I’ve convinced myself that I deserve this, because although you hurt me all the time, I found more faith in you than any church I’ve been forced to go to. 

I want to go nowhere, and I want to find you there. Time has moved slowly since you left, and I can’t believe that we were rushing to become adults together. Did we really dream about living together, or did I dream that? 

I promised you that I would love you forever, and so far I do, even after all this. I doubt you even think about me. 

I didn’t know that we were saying goodbye to each other, that rainy night in June outside your house. I didn’t say goodbye, I didn’t know that would be the last time I saw you, because I believed you would fight for me as intently as I did for you. 

Just the night before we had danced together at the party, I can’t even remember whose party it was, or even if our other friends were there. All I remember is you and I dancing around the edge of the pool in one of our classmates’ garden. With the lights behind you, in the dark you looked like you were outlined with gold. I wish I could go back. I want to hold you and know it would all be okay between us, despite any distance between us. Despite what I feel.

You plague me, still. You probably only think of me with pity. 
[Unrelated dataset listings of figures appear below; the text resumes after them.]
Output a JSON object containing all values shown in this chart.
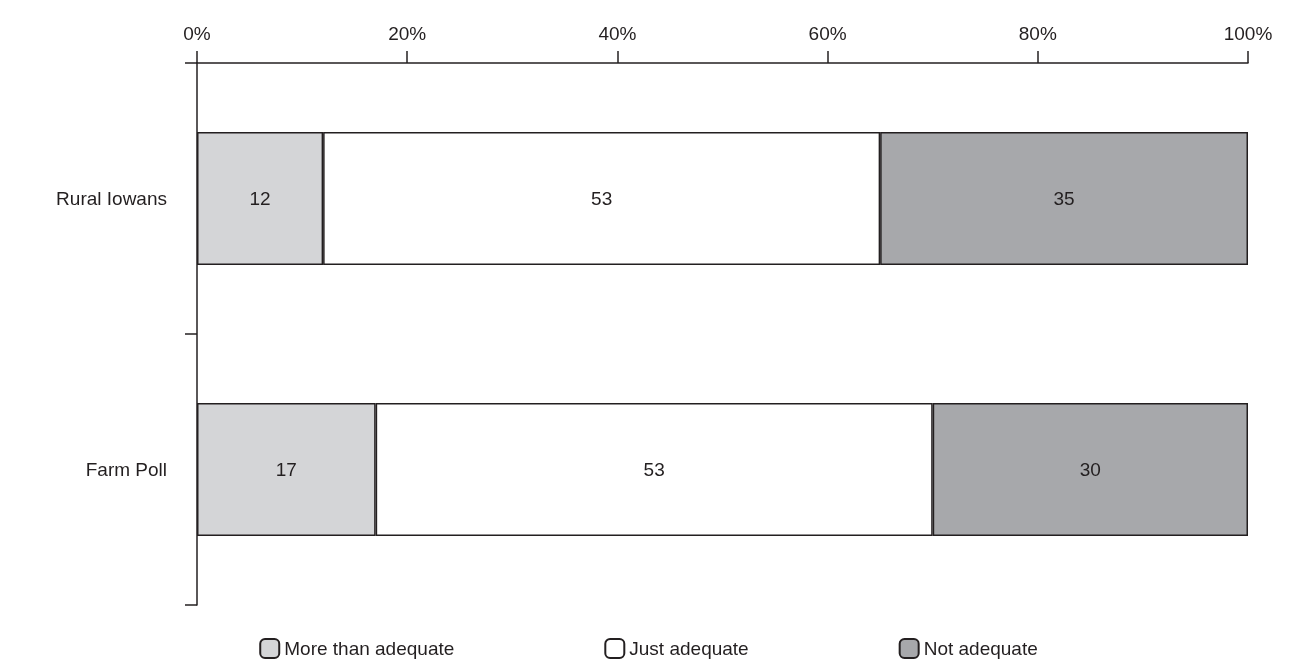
{
  "chart_data": {
    "type": "bar",
    "orientation": "horizontal",
    "stacked": true,
    "categories": [
      "Rural Iowans",
      "Farm Poll"
    ],
    "series": [
      {
        "name": "More than adequate",
        "color": "#d4d5d7",
        "values": [
          12,
          17
        ]
      },
      {
        "name": "Just adequate",
        "color": "#ffffff",
        "values": [
          53,
          53
        ]
      },
      {
        "name": "Not adequate",
        "color": "#a7a8ab",
        "values": [
          35,
          30
        ]
      }
    ],
    "xlim": [
      0,
      100
    ],
    "xticks": [
      {
        "value": 0,
        "label": "0%"
      },
      {
        "value": 20,
        "label": "20%"
      },
      {
        "value": 40,
        "label": "40%"
      },
      {
        "value": 60,
        "label": "60%"
      },
      {
        "value": 80,
        "label": "80%"
      },
      {
        "value": 100,
        "label": "100%"
      }
    ],
    "data_labels": true,
    "grid": false,
    "legend": "bottom"
  }
}
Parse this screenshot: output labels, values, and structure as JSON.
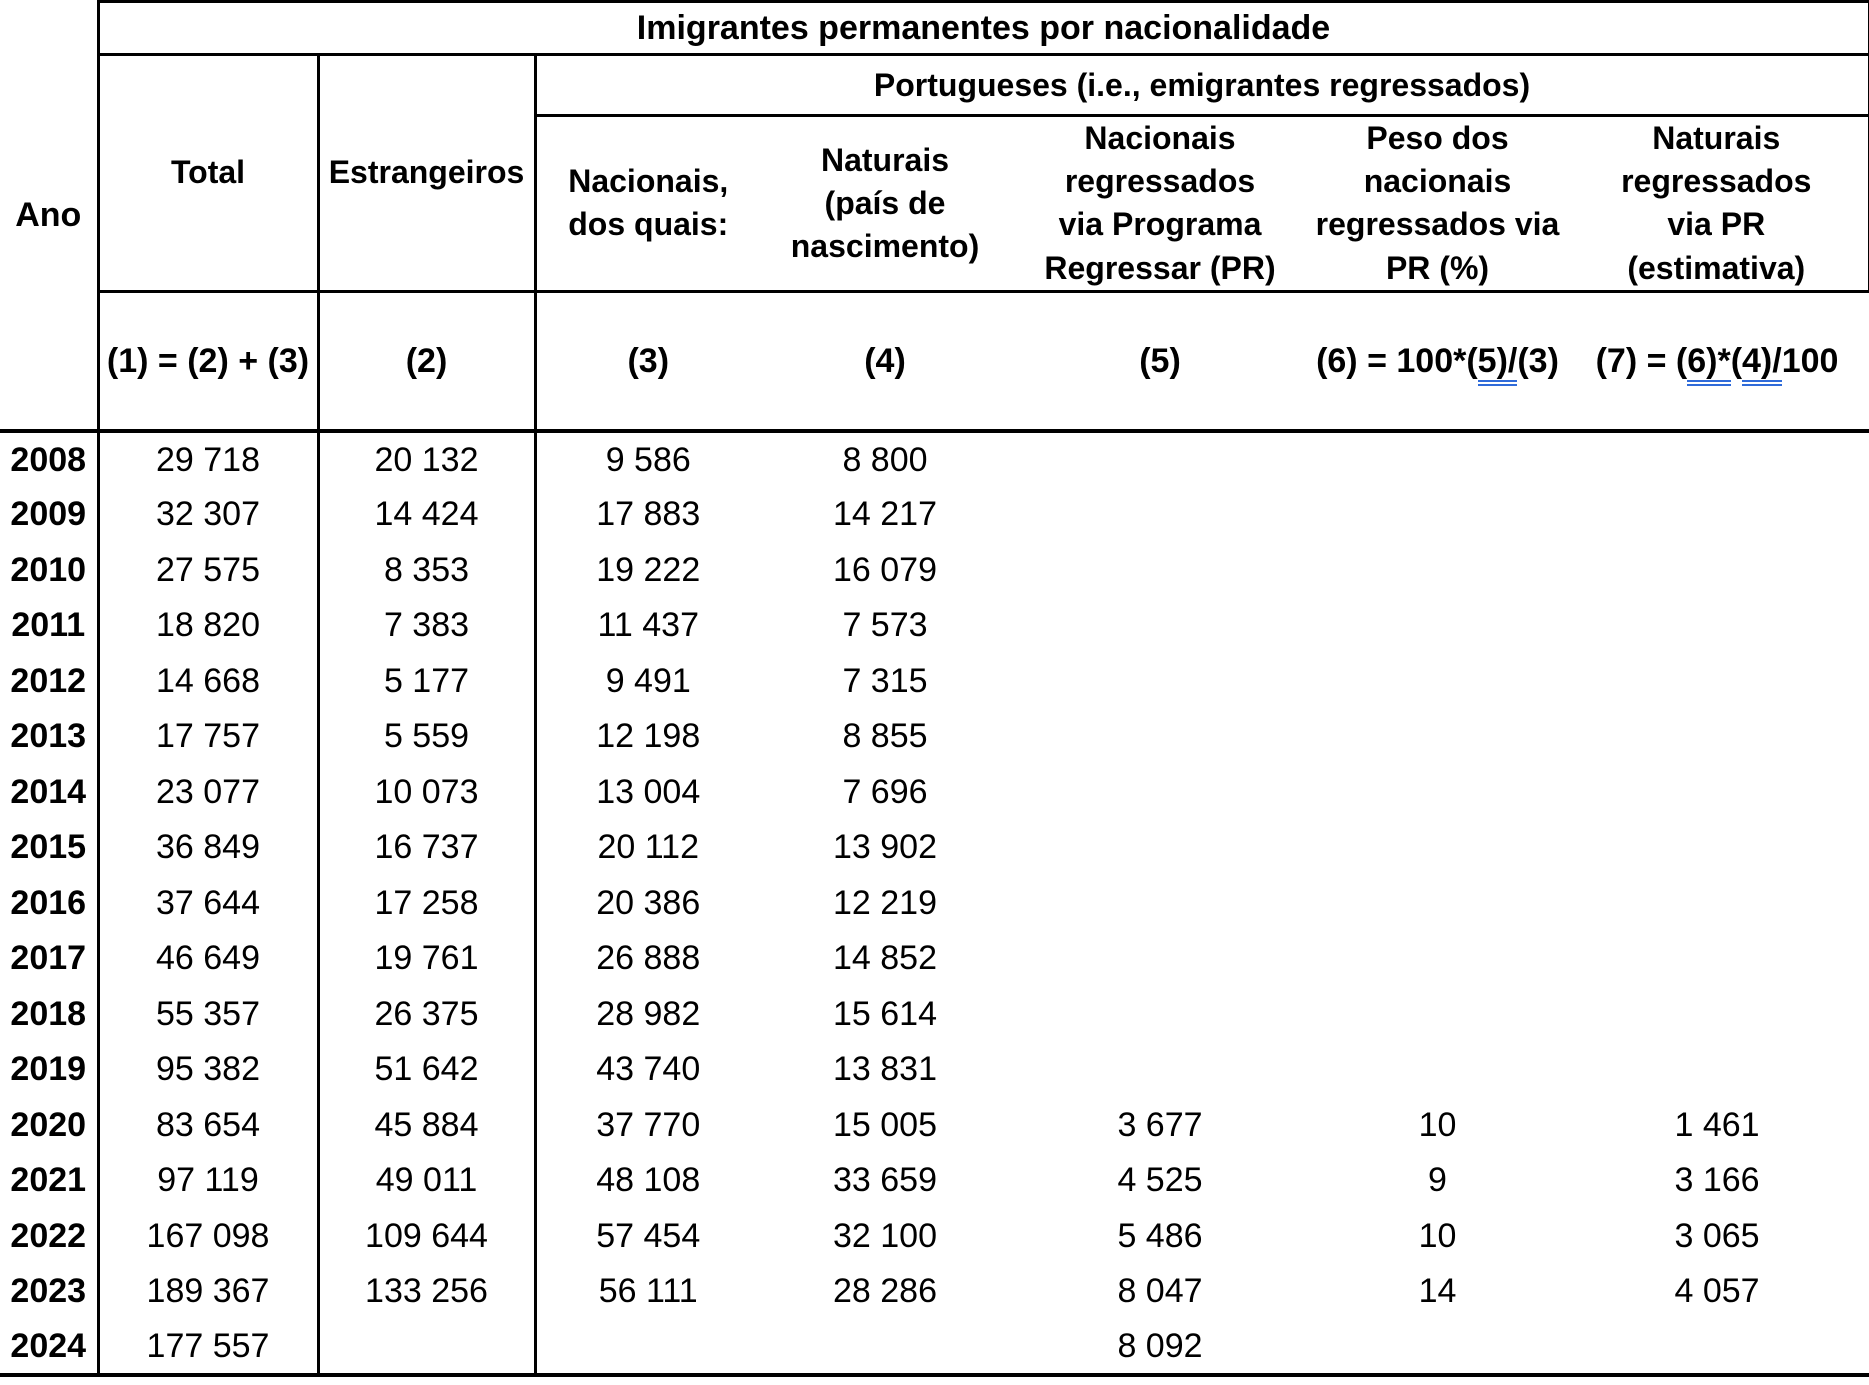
{
  "colors": {
    "grammar_underline": "#2f6bd9",
    "border": "#000000",
    "background": "#ffffff"
  },
  "header": {
    "title": "Imigrantes permanentes por nacionalidade",
    "ano": "Ano",
    "total": "Total",
    "estrangeiros": "Estrangeiros",
    "portugueses_group": "Portugueses (i.e., emigrantes regressados)",
    "nacionais": "Nacionais,\ndos quais:",
    "naturais": "Naturais\n(país de\nnascimento)",
    "nacionais_regressados_pr": "Nacionais\nregressados\nvia Programa\nRegressar (PR)",
    "peso_nacionais_pr": "Peso dos\nnacionais\nregressados via\nPR (%)",
    "naturais_regressados_pr": "Naturais\nregressados\nvia PR\n(estimativa)"
  },
  "formula_row": {
    "f1": "(1) = (2) + (3)",
    "f2": "(2)",
    "f3": "(3)",
    "f4": "(4)",
    "f5": "(5)",
    "f6_prefix": "(6) = 100*(",
    "f6_underlined": "5)/",
    "f6_suffix": "(3)",
    "f7_prefix": "(7) = (",
    "f7_underlined_1": "6)*",
    "f7_mid": "(",
    "f7_underlined_2": "4)/",
    "f7_suffix": "100"
  },
  "rows": [
    [
      "2008",
      "29 718",
      "20 132",
      "9 586",
      "8 800",
      "",
      "",
      ""
    ],
    [
      "2009",
      "32 307",
      "14 424",
      "17 883",
      "14 217",
      "",
      "",
      ""
    ],
    [
      "2010",
      "27 575",
      "8 353",
      "19 222",
      "16 079",
      "",
      "",
      ""
    ],
    [
      "2011",
      "18 820",
      "7 383",
      "11 437",
      "7 573",
      "",
      "",
      ""
    ],
    [
      "2012",
      "14 668",
      "5 177",
      "9 491",
      "7 315",
      "",
      "",
      ""
    ],
    [
      "2013",
      "17 757",
      "5 559",
      "12 198",
      "8 855",
      "",
      "",
      ""
    ],
    [
      "2014",
      "23 077",
      "10 073",
      "13 004",
      "7 696",
      "",
      "",
      ""
    ],
    [
      "2015",
      "36 849",
      "16 737",
      "20 112",
      "13 902",
      "",
      "",
      ""
    ],
    [
      "2016",
      "37 644",
      "17 258",
      "20 386",
      "12 219",
      "",
      "",
      ""
    ],
    [
      "2017",
      "46 649",
      "19 761",
      "26 888",
      "14 852",
      "",
      "",
      ""
    ],
    [
      "2018",
      "55 357",
      "26 375",
      "28 982",
      "15 614",
      "",
      "",
      ""
    ],
    [
      "2019",
      "95 382",
      "51 642",
      "43 740",
      "13 831",
      "",
      "",
      ""
    ],
    [
      "2020",
      "83 654",
      "45 884",
      "37 770",
      "15 005",
      "3 677",
      "10",
      "1 461"
    ],
    [
      "2021",
      "97 119",
      "49 011",
      "48 108",
      "33 659",
      "4 525",
      "9",
      "3 166"
    ],
    [
      "2022",
      "167 098",
      "109 644",
      "57 454",
      "32 100",
      "5 486",
      "10",
      "3 065"
    ],
    [
      "2023",
      "189 367",
      "133 256",
      "56 111",
      "28 286",
      "8 047",
      "14",
      "4 057"
    ],
    [
      "2024",
      "177 557",
      "",
      "",
      "",
      "8 092",
      "",
      ""
    ]
  ]
}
It wasn’t easy for you to hear that I loved you more than what friends are supposed to do, I know that. But why was it so easy for you to leave your best friend, the person who loved you in every way possible?

I know you told your girlfriend, and I know she hates me. She called me on the day you both moved away, and I still haven’t listened to the voicemail she left. She saw you with the same golden outline, and she managed to glow next to you. 

You haunt me, you’re a parasite in my brain, eating at my soft flesh and growing every day.